Ampoules à incandescence et fluocompactes

Préoccupée par les impacts environnementaux potentiels des produits dont elle fait la promotion et souhaitant tenir sa clientèle bien informée, Hydro-Québec a demandé au Centre international de référence sur le cycle de vie des produits, procédés et services (CIRAIG) d’entreprendre une évaluation comparative du cycle de vie des ampoules à incandescence et des ampoules fluocompactes.

Résultats

Dans le cas d’une maison chauffée à l’électricité

L’utilisation des ampoules fluocompactes, peu énergivores, demeure le meilleur choix sur le plan de l’environnement, en tout temps, pour tous les aspects analysés.

Dans le cas d’une maison chauffée au gaz et au mazout

  • Hors période de chauffage, l’utilisation des ampoules fluocompactes, peu énergivores, représente le meilleur choix sur le plan de l’environnement.
  • En période de chauffage, les ampoules à incandescence, parce qu’elles dégagent de la chaleur, paraissent plus intéressantes. Toutefois, les ampoules fluocompactes restent le meilleur choix pour deux raisons : l’économie d’énergie générée et la possibilité d’utiliser l’énergie propre québécoise ainsi économisée en remplacement d’une énergie de source polluante.
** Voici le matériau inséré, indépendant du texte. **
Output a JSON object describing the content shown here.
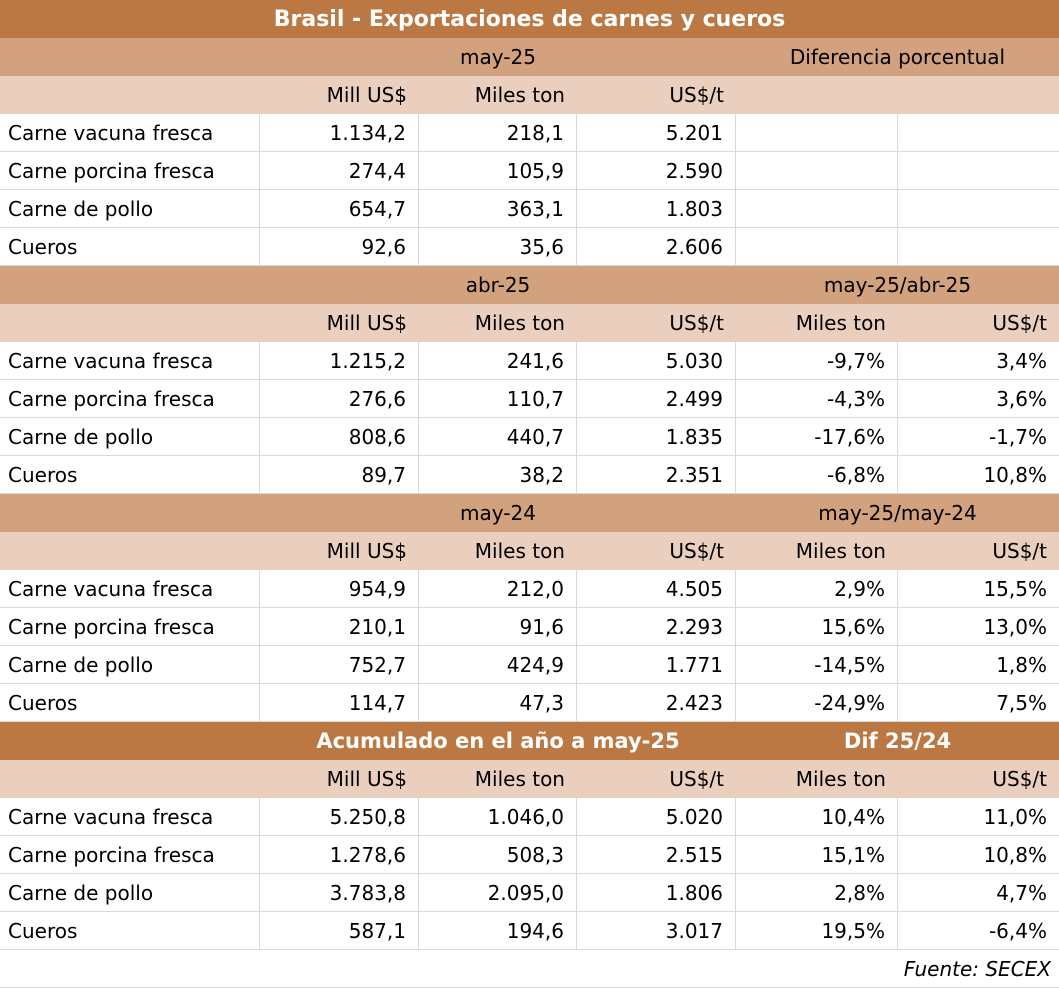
{
  "title": "Brasil - Exportaciones de carnes y cueros",
  "footer": {
    "source": "Fuente: SECEX"
  },
  "colors": {
    "band_dark": "#bc7843",
    "band_tan": "#d2a17e",
    "band_peach": "#eacfbf",
    "grid_line": "#d9d9d9",
    "title_text": "#ffffff",
    "body_text": "#000000"
  },
  "sections": [
    {
      "period": "may-25",
      "diff": "Diferencia porcentual",
      "band": "tan",
      "col_headers": [
        "Mill US$",
        "Miles ton",
        "US$/t",
        "",
        ""
      ],
      "rows": [
        {
          "label": "Carne vacuna fresca",
          "values": [
            "1.134,2",
            "218,1",
            "5.201",
            "",
            ""
          ]
        },
        {
          "label": "Carne porcina fresca",
          "values": [
            "274,4",
            "105,9",
            "2.590",
            "",
            ""
          ]
        },
        {
          "label": "Carne de pollo",
          "values": [
            "654,7",
            "363,1",
            "1.803",
            "",
            ""
          ]
        },
        {
          "label": "Cueros",
          "values": [
            "92,6",
            "35,6",
            "2.606",
            "",
            ""
          ]
        }
      ]
    },
    {
      "period": "abr-25",
      "diff": "may-25/abr-25",
      "band": "tan",
      "col_headers": [
        "Mill US$",
        "Miles ton",
        "US$/t",
        "Miles ton",
        "US$/t"
      ],
      "rows": [
        {
          "label": "Carne vacuna fresca",
          "values": [
            "1.215,2",
            "241,6",
            "5.030",
            "-9,7%",
            "3,4%"
          ]
        },
        {
          "label": "Carne porcina fresca",
          "values": [
            "276,6",
            "110,7",
            "2.499",
            "-4,3%",
            "3,6%"
          ]
        },
        {
          "label": "Carne de pollo",
          "values": [
            "808,6",
            "440,7",
            "1.835",
            "-17,6%",
            "-1,7%"
          ]
        },
        {
          "label": "Cueros",
          "values": [
            "89,7",
            "38,2",
            "2.351",
            "-6,8%",
            "10,8%"
          ]
        }
      ]
    },
    {
      "period": "may-24",
      "diff": "may-25/may-24",
      "band": "tan",
      "col_headers": [
        "Mill US$",
        "Miles ton",
        "US$/t",
        "Miles ton",
        "US$/t"
      ],
      "rows": [
        {
          "label": "Carne vacuna fresca",
          "values": [
            "954,9",
            "212,0",
            "4.505",
            "2,9%",
            "15,5%"
          ]
        },
        {
          "label": "Carne porcina fresca",
          "values": [
            "210,1",
            "91,6",
            "2.293",
            "15,6%",
            "13,0%"
          ]
        },
        {
          "label": "Carne de pollo",
          "values": [
            "752,7",
            "424,9",
            "1.771",
            "-14,5%",
            "1,8%"
          ]
        },
        {
          "label": "Cueros",
          "values": [
            "114,7",
            "47,3",
            "2.423",
            "-24,9%",
            "7,5%"
          ]
        }
      ]
    },
    {
      "period": "Acumulado en el año a may-25",
      "diff": "Dif 25/24",
      "band": "dark",
      "col_headers": [
        "Mill US$",
        "Miles ton",
        "US$/t",
        "Miles ton",
        "US$/t"
      ],
      "rows": [
        {
          "label": "Carne vacuna fresca",
          "values": [
            "5.250,8",
            "1.046,0",
            "5.020",
            "10,4%",
            "11,0%"
          ]
        },
        {
          "label": "Carne porcina fresca",
          "values": [
            "1.278,6",
            "508,3",
            "2.515",
            "15,1%",
            "10,8%"
          ]
        },
        {
          "label": "Carne de pollo",
          "values": [
            "3.783,8",
            "2.095,0",
            "1.806",
            "2,8%",
            "4,7%"
          ]
        },
        {
          "label": "Cueros",
          "values": [
            "587,1",
            "194,6",
            "3.017",
            "19,5%",
            "-6,4%"
          ]
        }
      ]
    }
  ]
}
Mercure des ampoules fluocompactes

Aucune menace importante pour la santé humaine ou l’environnement. La présence de mercure dans les ampoules fluocompactes est si petite (moins du cinquième de la quantité de mercure contenu dans une pile de montre-bracelet) que les impacts associés à la gestion des rebuts ne représentent que 1 % des dommages environnementaux globaux du cycle de vie des ampoules.